Community of Learners
Elementary classrooms begin the year establishing the ground rules, their own student-generated constitution. Common themes each year include “this is a mistake making place” and “we will respect our classmates, teachers, and our environment,” demonstrating that even students are motivated to create a community where it is safe to take risks. It is through making mistakes, developing mastery, where true learning takes place.

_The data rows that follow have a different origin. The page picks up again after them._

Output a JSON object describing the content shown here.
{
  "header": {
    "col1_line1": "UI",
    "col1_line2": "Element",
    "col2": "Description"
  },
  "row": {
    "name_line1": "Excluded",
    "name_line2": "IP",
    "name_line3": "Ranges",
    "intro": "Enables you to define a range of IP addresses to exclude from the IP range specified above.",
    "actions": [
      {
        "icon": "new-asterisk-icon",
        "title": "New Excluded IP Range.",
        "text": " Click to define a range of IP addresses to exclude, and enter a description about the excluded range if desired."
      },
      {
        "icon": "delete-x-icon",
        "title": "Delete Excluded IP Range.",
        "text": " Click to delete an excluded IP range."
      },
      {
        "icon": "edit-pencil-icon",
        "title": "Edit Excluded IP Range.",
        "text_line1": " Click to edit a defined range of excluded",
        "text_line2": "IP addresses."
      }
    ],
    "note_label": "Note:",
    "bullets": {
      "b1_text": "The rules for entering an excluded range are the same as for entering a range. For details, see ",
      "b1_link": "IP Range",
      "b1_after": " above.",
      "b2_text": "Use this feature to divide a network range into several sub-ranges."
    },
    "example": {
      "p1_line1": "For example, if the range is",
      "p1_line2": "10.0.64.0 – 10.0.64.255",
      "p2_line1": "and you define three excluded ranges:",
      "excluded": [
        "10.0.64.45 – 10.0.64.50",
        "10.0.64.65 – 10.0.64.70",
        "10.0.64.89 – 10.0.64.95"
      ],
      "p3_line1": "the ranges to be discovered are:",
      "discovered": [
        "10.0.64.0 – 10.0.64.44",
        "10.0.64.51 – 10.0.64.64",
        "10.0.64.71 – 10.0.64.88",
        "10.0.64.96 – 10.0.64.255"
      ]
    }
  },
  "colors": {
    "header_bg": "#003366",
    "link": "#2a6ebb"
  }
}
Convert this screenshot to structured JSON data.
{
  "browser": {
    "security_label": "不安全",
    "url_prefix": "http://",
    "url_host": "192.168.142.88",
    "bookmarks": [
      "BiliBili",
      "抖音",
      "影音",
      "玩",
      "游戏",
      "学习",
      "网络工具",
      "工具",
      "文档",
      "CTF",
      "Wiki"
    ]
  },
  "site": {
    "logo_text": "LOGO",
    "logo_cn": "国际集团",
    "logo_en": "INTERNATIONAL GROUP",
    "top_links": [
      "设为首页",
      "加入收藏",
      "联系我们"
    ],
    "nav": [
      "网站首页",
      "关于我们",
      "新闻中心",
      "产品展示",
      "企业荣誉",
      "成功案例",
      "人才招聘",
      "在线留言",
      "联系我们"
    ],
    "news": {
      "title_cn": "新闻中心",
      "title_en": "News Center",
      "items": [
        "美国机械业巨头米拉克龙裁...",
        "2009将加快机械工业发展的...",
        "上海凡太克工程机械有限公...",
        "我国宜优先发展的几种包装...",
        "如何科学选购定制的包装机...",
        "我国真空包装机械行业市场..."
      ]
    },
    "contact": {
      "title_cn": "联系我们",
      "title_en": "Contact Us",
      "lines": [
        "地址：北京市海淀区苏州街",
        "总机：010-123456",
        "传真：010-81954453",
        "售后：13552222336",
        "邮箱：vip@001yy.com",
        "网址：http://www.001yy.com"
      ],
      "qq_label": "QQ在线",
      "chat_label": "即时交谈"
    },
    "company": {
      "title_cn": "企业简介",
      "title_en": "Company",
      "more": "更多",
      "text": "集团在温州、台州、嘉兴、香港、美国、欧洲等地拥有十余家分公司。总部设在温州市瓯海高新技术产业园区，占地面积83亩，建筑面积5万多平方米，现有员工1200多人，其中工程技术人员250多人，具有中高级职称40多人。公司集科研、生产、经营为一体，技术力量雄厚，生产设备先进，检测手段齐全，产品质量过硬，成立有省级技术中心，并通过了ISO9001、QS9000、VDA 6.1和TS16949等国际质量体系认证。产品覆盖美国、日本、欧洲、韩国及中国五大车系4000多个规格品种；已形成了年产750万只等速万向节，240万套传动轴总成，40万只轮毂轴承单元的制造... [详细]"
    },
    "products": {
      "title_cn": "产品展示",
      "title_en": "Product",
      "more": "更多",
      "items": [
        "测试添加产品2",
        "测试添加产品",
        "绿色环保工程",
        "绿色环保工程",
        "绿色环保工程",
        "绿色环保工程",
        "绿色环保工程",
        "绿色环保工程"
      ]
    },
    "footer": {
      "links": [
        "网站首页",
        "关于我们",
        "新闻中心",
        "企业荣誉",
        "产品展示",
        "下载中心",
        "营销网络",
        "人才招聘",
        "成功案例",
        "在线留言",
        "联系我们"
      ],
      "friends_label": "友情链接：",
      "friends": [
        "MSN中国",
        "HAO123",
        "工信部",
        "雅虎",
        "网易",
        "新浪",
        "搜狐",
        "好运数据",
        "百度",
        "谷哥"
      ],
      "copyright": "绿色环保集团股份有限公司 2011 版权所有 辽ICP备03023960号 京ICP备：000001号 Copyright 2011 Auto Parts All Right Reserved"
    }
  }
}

Our classrooms are lively, our students are engaged. Students work collaboratively with partners or in small groups; 6-9 year-olds (Lower Elementary, grades 1-3) and 9-12 (Upper Elementary, grades 4-6) have a multi-age experience with the benefits of older students acting as leaders and mentors.
Learning Environment
The classroom is organized in the same curricular areas seen in at Early Childhood 3-6. There are designated areas of the classroom for language arts, mathematics, cultural subjects (sciences, history, humanities), practical life, and space for whole group meetings or large group lessons. This flexible grouping allows teachers to meet children’s learning needs at varying levels. The room is carefully designed to promote intellectual curiosity, hands-on learning and student independence.
Montessori Curriculum
The Montessori Elementary curriculum allows students to see and explore connections between concepts they are actively learning. By seeing the whole, children are better able to understand the interdependence of things, their role — how they fit in and what their contribution can be.
At the beginning of every year, students are presented the first of the “Five Great Lessons.” Each is the jumping-off point to key academic areas that must be mastered in the elementary setting. The stories are told with drama, often acted out and supplemented with demonstrations. The essential lessons excite the children and raise more questions than answers. The stories are the catalysts that trigger curiosity and enthusiasm for exciting and important intellectual topics. The result is that children are eager to learn – even topics that might not have personally interested them in earlier studies. The Five Great Lessons vary in detail, complexity and depth for the Upper Elementary and the Lower Elementary presentations.
At each elementary program level there is a comprehensive three-year curriculum. These learning objectives meet or exceed national curriculum guides while allowing students both the structure and the flexibility to attain mastery of concepts. Students benefit from the support of highly-trained teachers with the flexibility to work at their own pace.